INDIANAPOLIS - Former Oklahoma star quarterback Kyler Murray already has exceeded expectations at the 2019 NFL Scouting Combine, measuring a bit over 5-feet-10 and weighing 207 pounds on Thursday morning.
Murray officially was listed at 5-10 at Oklahoma, but most expected him to come in slightly below that. Instead, he measured an eighth of an inch over 5-10. Likewise, his weight of 207 was 12 pounds over his listed weight with the Sooners, easing concerns about his frame being too slight to hold up to the punishment of the NFL.
Another worry was addressed when Murray’s hands measured at 9 1/2 inches, right around average among starting NFL quarterbacks. Many teams — especially those that play in cold weather — consider nine-inch hands or smaller to be an issue when it comes to ball security.
While Murray’s measurements were positive, some might not have had concerns about the undersized Heisman Trophy winner, anyway.

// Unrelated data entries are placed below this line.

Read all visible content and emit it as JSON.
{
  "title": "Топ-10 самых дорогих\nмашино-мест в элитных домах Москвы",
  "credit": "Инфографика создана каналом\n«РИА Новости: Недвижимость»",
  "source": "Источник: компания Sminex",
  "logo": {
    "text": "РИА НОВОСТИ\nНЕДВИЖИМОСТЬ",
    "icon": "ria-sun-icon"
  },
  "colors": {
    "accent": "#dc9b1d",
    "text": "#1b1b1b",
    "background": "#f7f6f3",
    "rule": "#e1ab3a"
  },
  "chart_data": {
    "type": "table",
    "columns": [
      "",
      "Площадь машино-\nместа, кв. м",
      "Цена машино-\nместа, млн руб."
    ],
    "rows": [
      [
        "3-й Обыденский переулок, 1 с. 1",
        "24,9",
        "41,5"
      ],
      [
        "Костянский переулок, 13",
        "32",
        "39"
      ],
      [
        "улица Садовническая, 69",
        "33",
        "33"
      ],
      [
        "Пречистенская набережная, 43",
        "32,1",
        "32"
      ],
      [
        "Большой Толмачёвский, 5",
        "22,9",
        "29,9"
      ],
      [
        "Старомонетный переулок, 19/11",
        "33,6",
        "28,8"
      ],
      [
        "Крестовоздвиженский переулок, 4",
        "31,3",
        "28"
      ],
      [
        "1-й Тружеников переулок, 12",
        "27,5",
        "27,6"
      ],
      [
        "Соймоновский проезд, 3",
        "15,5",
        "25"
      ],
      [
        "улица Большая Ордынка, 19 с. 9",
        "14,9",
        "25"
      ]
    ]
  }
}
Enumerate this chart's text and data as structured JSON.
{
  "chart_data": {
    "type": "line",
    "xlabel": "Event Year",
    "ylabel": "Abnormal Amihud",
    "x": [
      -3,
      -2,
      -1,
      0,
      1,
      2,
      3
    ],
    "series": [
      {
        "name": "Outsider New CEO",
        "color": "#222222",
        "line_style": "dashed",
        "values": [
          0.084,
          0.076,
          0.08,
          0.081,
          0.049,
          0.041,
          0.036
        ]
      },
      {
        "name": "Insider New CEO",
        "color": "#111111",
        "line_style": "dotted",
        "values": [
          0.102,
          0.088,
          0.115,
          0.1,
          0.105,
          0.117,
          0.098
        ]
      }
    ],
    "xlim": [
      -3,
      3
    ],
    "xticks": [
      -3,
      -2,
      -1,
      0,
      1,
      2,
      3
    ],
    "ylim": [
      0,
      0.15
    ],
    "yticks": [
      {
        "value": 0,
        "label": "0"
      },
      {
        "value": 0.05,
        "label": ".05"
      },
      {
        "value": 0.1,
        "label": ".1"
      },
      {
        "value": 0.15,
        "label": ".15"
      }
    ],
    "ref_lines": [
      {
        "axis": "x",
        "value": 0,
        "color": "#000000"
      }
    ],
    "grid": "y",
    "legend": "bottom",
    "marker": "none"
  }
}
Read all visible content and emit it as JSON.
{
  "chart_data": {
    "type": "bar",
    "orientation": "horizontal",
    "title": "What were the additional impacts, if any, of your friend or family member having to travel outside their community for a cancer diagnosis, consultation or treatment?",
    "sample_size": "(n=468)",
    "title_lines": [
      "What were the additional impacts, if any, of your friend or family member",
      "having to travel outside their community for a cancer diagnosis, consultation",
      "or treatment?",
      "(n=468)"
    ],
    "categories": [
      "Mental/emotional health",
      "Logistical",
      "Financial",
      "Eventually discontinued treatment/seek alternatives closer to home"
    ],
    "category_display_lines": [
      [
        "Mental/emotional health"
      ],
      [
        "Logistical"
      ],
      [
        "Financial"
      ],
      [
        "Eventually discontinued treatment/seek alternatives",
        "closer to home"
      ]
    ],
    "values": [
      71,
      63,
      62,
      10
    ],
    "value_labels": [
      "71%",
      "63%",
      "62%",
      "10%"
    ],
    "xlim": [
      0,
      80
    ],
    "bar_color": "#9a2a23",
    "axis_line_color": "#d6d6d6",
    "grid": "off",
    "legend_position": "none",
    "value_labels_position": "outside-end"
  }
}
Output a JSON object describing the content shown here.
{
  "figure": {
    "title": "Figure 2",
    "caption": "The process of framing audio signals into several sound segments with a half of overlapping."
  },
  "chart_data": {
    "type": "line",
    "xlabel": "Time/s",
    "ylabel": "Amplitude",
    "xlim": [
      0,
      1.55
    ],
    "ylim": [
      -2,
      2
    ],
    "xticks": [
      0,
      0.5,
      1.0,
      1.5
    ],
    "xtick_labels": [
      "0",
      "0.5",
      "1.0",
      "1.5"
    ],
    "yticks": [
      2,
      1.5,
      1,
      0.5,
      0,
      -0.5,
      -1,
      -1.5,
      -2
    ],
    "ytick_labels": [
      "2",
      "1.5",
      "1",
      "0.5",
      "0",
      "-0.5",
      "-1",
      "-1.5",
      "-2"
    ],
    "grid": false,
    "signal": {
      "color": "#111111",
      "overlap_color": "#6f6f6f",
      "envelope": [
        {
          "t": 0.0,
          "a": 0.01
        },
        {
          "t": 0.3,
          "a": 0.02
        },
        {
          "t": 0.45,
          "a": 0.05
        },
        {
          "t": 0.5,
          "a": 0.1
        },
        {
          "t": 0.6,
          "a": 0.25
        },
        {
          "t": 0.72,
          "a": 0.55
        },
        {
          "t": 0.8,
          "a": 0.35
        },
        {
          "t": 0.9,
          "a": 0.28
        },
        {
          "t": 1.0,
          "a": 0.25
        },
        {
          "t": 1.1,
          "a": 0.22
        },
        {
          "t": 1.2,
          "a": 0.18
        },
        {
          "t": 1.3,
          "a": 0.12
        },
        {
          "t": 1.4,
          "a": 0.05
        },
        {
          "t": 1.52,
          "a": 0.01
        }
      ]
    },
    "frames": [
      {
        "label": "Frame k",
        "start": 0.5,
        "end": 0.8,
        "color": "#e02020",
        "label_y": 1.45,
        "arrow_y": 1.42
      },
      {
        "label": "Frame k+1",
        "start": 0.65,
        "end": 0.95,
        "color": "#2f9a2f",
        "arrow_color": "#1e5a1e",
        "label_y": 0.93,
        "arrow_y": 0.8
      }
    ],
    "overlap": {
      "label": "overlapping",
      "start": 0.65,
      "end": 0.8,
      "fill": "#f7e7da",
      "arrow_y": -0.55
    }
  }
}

“I don’t know what the physical concerns are,” Oakland Raiders head coach Jon Gruden said Thursday, shortly before Murray’s measurements came out. “You talking about the height? I think that’s been proven to not be as much of a factor as maybe it was years ago. If you ask Russell Wilson, or (Drew) Brees or the kid in Cleveland (Baker Mayfield), I don’t know that it’s a true impact on the position or the performance.”
Denver Broncos general manager John Elway had a similar refrain Wednesday, though he suggested teams that operate more often under center might be less inclined to draft a shorter quarterback.
“Obviously, the size is always the question, but we’ve seen guys that have had success in the league that are not necessarily the prototypes as far as when it comes to height,” Elway said. “He’s got the ability to be a great player.
“I will say this, having played the position — if you’re shorter and in shotgun, you can see the field much better. If you are playing in shotgun every down, the height to me doesn’t have nearly the impact as it would coming out underneath.”
According to Elias, only five quarterbacks listed at 5-10 or under have attempted a pass in the NFL since 1960, with the last being Doug Flutie in 2005.
Meanwhile, NFL Network reported Thursday that Murray has told teams in meetings that he does not plan to throw when the quarterbacks take the field for workouts on Saturday.
The report added that Murray’s plans could change, but he currently doesn’t intend to do much. A later NFL Network report said Murray isn’t expected to do any on-field workouts at the combine, including the 40-yard dash. Instead, he plans to wait for his March 13 pro day.
If he were to run the 40-yard dash, Murray would be expected to challenge for the fastest time of any prospect in Indianapolis.